ABU DHABI // Online sellers doing a busy illegal trade in wild and endangered animals are now offering home delivery.
Instagram accounts around the GCC, with up to 50,000 followers, sell cheetahs, lions and other exotic “pets” and say they can deliver to your door.
Animal welfare experts say almost anyone with the funds can buy even the rarest animals, despite a draft law adopted by the FNC and the UAE’s compliance with an international pact to protect endangered wildlife.
One Emirati animal lover has been investigating how easy it is to buy wild animals. “Snakes, turtles, endangered turtles, spiders – at one point I asked a seller if he could find me a cheetah and he told me easily,” he said. “It’s ridiculous, you should hear the stories.
“A vet in Khalifa City A told me he had customers asking him how much it would cost to declaw their bear – a grizzly bear.”
Dr Sarah Elliot, director and owner of Dubai’s British Veterinary Hospital, has treated lions, snakes and other exotic animals, and said owning them was mostly the result of uninformed, “impulse purchases”.
“I think it’s safe to say that in Dubai, we live in an environment where, if you want something, you can normally buy it, which stops people from thinking through what they are going to do with it,” Dr Elliot said.
She said people seldom considered the long-term repercussions of buying an animal that only experts, with years of education and experience, could raise in captivity.
Although her veterinary clinic in Dubai has an obligation to care for animals, workers there try to dissuade people from buying exotic breeds.
Dr Elliot explains to customers that the animals they have bought or are thinking of buying are usually critically endangered.
Programmes looking to replenish such animals are competing with rich, misinformed exotic animal owners who often have more funds than the breeding projects.
“People come to us all the time and ask us our opinion on whether they should buy these animals, be it a slow loris or big cats,” Dr Eliot said.
“We tell them these animals are under Cites [Convention on International Trade in Endangered Species]. They should be used in breeding programmes.

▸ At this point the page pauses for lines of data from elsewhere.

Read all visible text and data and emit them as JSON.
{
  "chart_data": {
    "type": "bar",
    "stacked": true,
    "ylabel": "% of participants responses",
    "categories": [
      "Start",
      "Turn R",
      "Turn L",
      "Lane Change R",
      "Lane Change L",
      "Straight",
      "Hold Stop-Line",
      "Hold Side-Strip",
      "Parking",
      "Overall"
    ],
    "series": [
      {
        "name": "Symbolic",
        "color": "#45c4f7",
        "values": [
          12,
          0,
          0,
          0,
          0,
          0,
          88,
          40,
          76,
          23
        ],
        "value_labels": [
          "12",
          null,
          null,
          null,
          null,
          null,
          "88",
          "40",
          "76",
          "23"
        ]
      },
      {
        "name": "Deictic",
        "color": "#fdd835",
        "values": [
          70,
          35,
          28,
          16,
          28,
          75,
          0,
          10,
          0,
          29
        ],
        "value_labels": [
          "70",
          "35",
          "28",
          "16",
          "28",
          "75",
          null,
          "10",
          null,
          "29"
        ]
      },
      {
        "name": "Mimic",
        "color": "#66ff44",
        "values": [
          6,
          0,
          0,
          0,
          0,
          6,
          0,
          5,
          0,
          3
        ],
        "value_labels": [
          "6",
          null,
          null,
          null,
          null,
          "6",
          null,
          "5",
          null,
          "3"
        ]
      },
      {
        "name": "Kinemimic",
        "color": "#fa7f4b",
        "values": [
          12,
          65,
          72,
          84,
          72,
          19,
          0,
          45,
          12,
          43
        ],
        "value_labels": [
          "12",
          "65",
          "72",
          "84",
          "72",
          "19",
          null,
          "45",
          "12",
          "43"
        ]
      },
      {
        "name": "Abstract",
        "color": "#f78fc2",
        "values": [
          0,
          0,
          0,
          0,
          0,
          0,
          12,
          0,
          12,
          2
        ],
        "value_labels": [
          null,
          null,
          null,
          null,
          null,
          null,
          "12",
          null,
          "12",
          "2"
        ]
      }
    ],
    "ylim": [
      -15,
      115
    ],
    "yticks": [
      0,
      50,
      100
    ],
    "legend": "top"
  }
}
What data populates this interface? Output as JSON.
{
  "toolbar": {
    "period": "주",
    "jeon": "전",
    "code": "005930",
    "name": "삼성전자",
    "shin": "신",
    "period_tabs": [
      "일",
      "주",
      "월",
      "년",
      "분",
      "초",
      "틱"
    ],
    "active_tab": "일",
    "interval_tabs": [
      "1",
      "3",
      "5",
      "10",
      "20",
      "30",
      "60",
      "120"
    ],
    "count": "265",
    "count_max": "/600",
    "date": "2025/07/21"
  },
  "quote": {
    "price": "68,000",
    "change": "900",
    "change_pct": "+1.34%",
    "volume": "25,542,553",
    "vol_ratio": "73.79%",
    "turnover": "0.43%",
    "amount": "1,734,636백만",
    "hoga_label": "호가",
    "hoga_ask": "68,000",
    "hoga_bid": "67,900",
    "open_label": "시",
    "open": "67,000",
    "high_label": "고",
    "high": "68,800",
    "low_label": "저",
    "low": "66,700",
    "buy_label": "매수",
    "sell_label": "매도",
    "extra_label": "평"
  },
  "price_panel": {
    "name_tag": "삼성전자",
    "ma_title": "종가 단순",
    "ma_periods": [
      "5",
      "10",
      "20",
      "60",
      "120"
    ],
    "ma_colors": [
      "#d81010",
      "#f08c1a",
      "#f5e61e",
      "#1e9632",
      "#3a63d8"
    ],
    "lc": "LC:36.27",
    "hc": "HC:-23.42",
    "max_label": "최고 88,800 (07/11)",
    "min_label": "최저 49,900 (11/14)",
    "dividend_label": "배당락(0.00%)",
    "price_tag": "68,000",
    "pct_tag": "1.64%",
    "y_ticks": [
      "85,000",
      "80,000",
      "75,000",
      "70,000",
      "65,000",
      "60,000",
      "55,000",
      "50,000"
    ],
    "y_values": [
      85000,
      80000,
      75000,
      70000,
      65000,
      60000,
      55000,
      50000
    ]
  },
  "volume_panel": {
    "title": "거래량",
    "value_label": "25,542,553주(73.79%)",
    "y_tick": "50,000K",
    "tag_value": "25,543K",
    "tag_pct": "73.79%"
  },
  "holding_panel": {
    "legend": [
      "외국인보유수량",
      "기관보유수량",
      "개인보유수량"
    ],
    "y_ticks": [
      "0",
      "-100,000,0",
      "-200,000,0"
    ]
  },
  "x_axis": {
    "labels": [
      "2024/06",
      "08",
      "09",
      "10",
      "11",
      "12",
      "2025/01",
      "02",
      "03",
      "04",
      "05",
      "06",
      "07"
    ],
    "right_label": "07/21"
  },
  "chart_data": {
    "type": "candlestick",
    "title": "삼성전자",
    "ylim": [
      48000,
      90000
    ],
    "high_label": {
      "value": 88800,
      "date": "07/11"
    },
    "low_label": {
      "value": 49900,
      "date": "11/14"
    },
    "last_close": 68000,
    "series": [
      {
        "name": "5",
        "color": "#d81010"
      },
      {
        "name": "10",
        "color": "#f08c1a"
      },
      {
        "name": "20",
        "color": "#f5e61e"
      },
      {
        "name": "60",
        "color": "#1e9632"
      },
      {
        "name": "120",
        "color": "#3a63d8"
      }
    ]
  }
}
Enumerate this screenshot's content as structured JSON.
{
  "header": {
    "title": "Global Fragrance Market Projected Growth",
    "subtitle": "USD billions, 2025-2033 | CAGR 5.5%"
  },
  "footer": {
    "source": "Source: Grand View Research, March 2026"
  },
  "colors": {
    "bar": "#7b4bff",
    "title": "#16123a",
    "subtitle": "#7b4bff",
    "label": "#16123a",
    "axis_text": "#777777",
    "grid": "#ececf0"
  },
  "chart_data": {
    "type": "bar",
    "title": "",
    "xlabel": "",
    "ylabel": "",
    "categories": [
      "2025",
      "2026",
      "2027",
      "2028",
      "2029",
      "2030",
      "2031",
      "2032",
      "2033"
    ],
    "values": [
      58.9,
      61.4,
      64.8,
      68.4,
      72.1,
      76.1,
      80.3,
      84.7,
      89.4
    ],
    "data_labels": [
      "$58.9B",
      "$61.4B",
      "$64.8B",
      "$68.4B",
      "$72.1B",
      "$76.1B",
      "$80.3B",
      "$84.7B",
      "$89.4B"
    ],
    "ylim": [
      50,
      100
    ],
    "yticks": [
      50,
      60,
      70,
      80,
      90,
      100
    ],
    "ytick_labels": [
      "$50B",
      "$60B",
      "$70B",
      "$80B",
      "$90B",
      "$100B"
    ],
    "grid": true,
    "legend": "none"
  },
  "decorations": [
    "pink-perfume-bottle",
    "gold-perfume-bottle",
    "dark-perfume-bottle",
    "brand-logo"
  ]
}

“They become trophy purchases, an impulse purchase that is seldom thought through.”
Dr Salim Javid, acting director of terrestrial biodiversity at the Environment Agency Abu Dhabi, said buying a tiger or lion could quickly become a real danger.
“There is a fascination with the exotic nature of these animals,” Dr Javid said. “We all love animals, we all love nature, but that feeling is often misconstrued and could be dangerous.”
Owners often do not have the facilities to care for the animals as they grow and become increasingly aggressive, so they are likely to be abandoned without thought, he said.
Last year there were a string of cases in the UAE where cheetahs, lions and gazelles were found in neighbourhoods.
“If there were gaps in the past then the draft FNC law is looking to fill in those gaps,” Dr Javid said. “It will be helpful. The law is meant to curb those practices to make people not keep animals that are essentially dangerous to them and everyone around them.”